As the globalization of chip design and manufacturing process becomes popular, malicious hardware inclusions such as hardware Trojans pose a serious threat to the security of digital systems. Advanced Trojans can mask many architectural-level Trojan signatures and adapt against several detection mechanisms. Runtime Trojan detection techniques are considered as a last line of defense against Trojan inclusion and activation. In this article, we propose an offline analysis to select a subset of flip-flops as surrogates and build an anomaly detectionmodel based on the activity profile of flip-flops. These flip-flops are monitored online, and the anomaly detection model implemented online analyzes the flip-flop data to detect any anomalous Trojan activity. The effectiveness of our approach has been tested on several Trojan-inserted designs of the Leon3 processor. Trojan activation is detected with an accuracy score of above 0.9 (ratio of the number of true predictions to total number of predictions) with no false positives by monitoring less than 0.5% of the total number of flip-flops.

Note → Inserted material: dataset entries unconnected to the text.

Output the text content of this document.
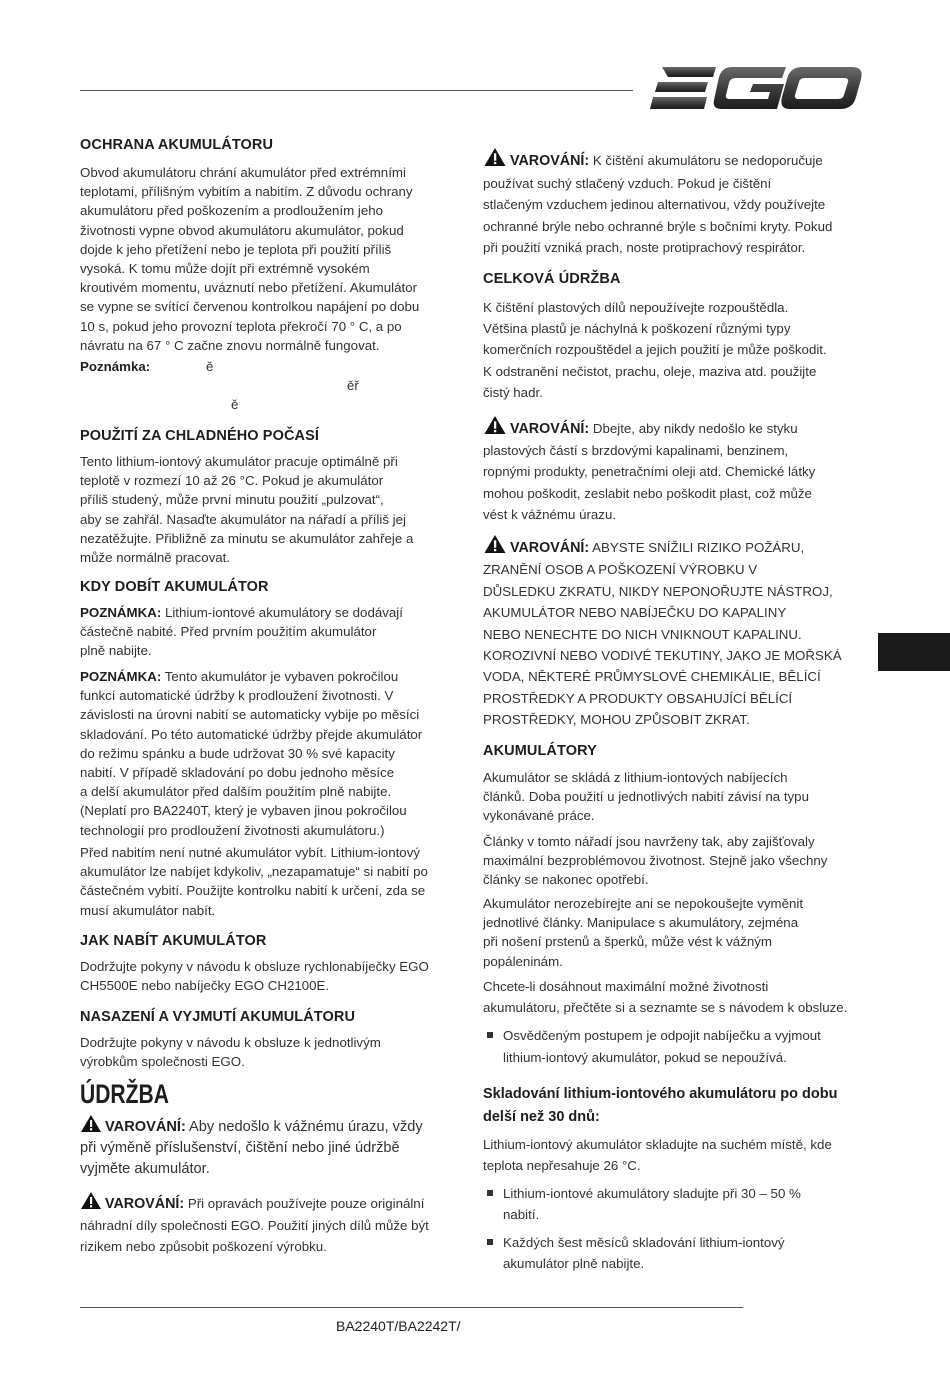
OCHRANA AKUMULÁTORU
Obvod akumulátoru chrání akumulátor před extrémními
teplotami, přílišným vybitím a nabitím. Z důvodu ochrany
akumulátoru před poškozením a prodloužením jeho
životnosti vypne obvod akumulátoru akumulátor, pokud
dojde k jeho přetížení nebo je teplota při použití příliš
vysoká. K tomu může dojít při extrémně vysokém
kroutivém momentu, uváznutí nebo přetížení. Akumulátor
se vypne se svítící červenou kontrolkou napájení po dobu
10 s, pokud jeho provozní teplota překročí 70 ° C, a po
návratu na 67 ° C začne znovu normálně fungovat.
Poznámka:	ě
ěř
ě
POUŽITÍ ZA CHLADNÉHO POČASÍ
Tento lithium-iontový akumulátor pracuje optimálně při
teplotě v rozmezí 10 až 26 °C. Pokud je akumulátor
příliš studený, může první minutu použití „pulzovat“,
aby se zahřál. Nasaďte akumulátor na nářadí a příliš jej
nezatěžujte. Přibližně za minutu se akumulátor zahřeje a
může normálně pracovat.
KDY DOBÍT AKUMULÁTOR
POZNÁMKA: Lithium-iontové akumulátory se dodávají
částečně nabité. Před prvním použitím akumulátor
plně nabijte.
POZNÁMKA: Tento akumulátor je vybaven pokročilou
funkcí automatické údržby k prodloužení životnosti. V
závislosti na úrovni nabití se automaticky vybije po měsíci
skladování. Po této automatické údržby přejde akumulátor
do režimu spánku a bude udržovat 30 % své kapacity
nabití. V případě skladování po dobu jednoho měsíce
a delší akumulátor před dalším použitím plně nabijte.
(Neplatí pro BA2240T, který je vybaven jinou pokročilou
technologií pro prodloužení životnosti akumulátoru.)
Před nabitím není nutné akumulátor vybít. Lithium-iontový
akumulátor lze nabíjet kdykoliv, „nezapamatuje“ si nabití po
částečném vybití. Použijte kontrolku nabití k určení, zda se
musí akumulátor nabít.
JAK NABÍT AKUMULÁTOR
Dodržujte pokyny v návodu k obsluze rychlonabíječky EGO
CH5500E nebo nabíječky EGO CH2100E.
NASAZENÍ A VYJMUTÍ AKUMULÁTORU
Dodržujte pokyny v návodu k obsluze k jednotlivým
výrobkům společnosti EGO.
ÚDRŽBA
VAROVÁNÍ: Aby nedošlo k vážnému úrazu, vždy
při výměně příslušenství, čištění nebo jiné údržbě
vyjměte akumulátor.
VAROVÁNÍ: Při opravách používejte pouze originální
náhradní díly společnosti EGO. Použití jiných dílů může být
rizikem nebo způsobit poškození výrobku.
VAROVÁNÍ: K čištění akumulátoru se nedoporučuje
používat suchý stlačený vzduch. Pokud je čištění
stlačeným vzduchem jedinou alternativou, vždy používejte
ochranné brýle nebo ochranné brýle s bočními kryty. Pokud
při použití vzniká prach, noste protiprachový respirátor.
CELKOVÁ ÚDRŽBA
K čištění plastových dílů nepoužívejte rozpouštědla.
Většina plastů je náchylná k poškození různými typy
komerčních rozpouštědel a jejich použití je může poškodit.
K odstranění nečistot, prachu, oleje, maziva atd. použijte
čistý hadr.
VAROVÁNÍ: Dbejte, aby nikdy nedošlo ke styku
plastových částí s brzdovými kapalinami, benzinem,
ropnými produkty, penetračními oleji atd. Chemické látky
mohou poškodit, zeslabit nebo poškodit plast, což může
vést k vážnému úrazu.
VAROVÁNÍ: ABYSTE SNÍŽILI RIZIKO POŽÁRU,
ZRANĚNÍ OSOB A POŠKOZENÍ VÝROBKU V
DŮSLEDKU ZKRATU, NIKDY NEPONOŘUJTE NÁSTROJ,
AKUMULÁTOR NEBO NABÍJEČKU DO KAPALINY
NEBO NENECHTE DO NICH VNIKNOUT KAPALINU.
KOROZIVNÍ NEBO VODIVÉ TEKUTINY, JAKO JE MOŘSKÁ
VODA, NĚKTERÉ PRŮMYSLOVÉ CHEMIKÁLIE, BĚLÍCÍ
PROSTŘEDKY A PRODUKTY OBSAHUJÍCÍ BĚLÍCÍ
PROSTŘEDKY, MOHOU ZPŮSOBIT ZKRAT.
AKUMULÁTORY
Akumulátor se skládá z lithium-iontových nabíjecích
článků. Doba použití u jednotlivých nabití závisí na typu
vykonávané práce.
Články v tomto nářadí jsou navrženy tak, aby zajišťovaly
maximální bezproblémovou životnost. Stejně jako všechny
články se nakonec opotřebí.
Akumulátor nerozebírejte ani se nepokoušejte vyměnit
jednotlivé články. Manipulace s akumulátory, zejména
při nošení prstenů a šperků, může vést k vážným
popáleninám.
Chcete-li dosáhnout maximální možné životnosti
akumulátoru, přečtěte si a seznamte se s návodem k obsluze.
Osvědčeným postupem je odpojit nabíječku a vyjmout
lithium-iontový akumulátor, pokud se nepoužívá.
Skladování lithium-iontového akumulátoru po dobu
delší než 30 dnů:
Lithium-iontový akumulátor skladujte na suchém místě, kde
teplota nepřesahuje 26 °C.
Lithium-iontové akumulátory sladujte při 30 – 50 %
nabití.
Každých šest měsíců skladování lithium-iontový
akumulátor plně nabijte.
BA2240T/BA2242T/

机译:随着芯片设计和制造过程的全球化变得流行,硬件特洛伊木马等恶意硬件夹杂物对数字系统的安全构成了严重威胁。高级特洛伊木马可以掩盖许多架构级别的特洛伊木马签名并适应多种检测机制。运行时特洛伊木马检测技术被认为是针对特洛伊木马包含和激活的最后一系列防线。在本文中,我们提出了离线分析,以根据触发器的活动简档选择触发器作为替代品的子集并构建异常检测模型。这些触发器在线监测,并且在线实现的异常检测模型分析了触发器数据以检测任何异常的特洛伊木马活动。我们的方法的有效性已经在leon3处理器的几个特洛伊木马插入的设计上进行了测试。检测特洛伊木马激活,精度得分高于0.9(真实预测的数量与预测总数的比率),通过监测小于触发器总数的0.5%而没有误报。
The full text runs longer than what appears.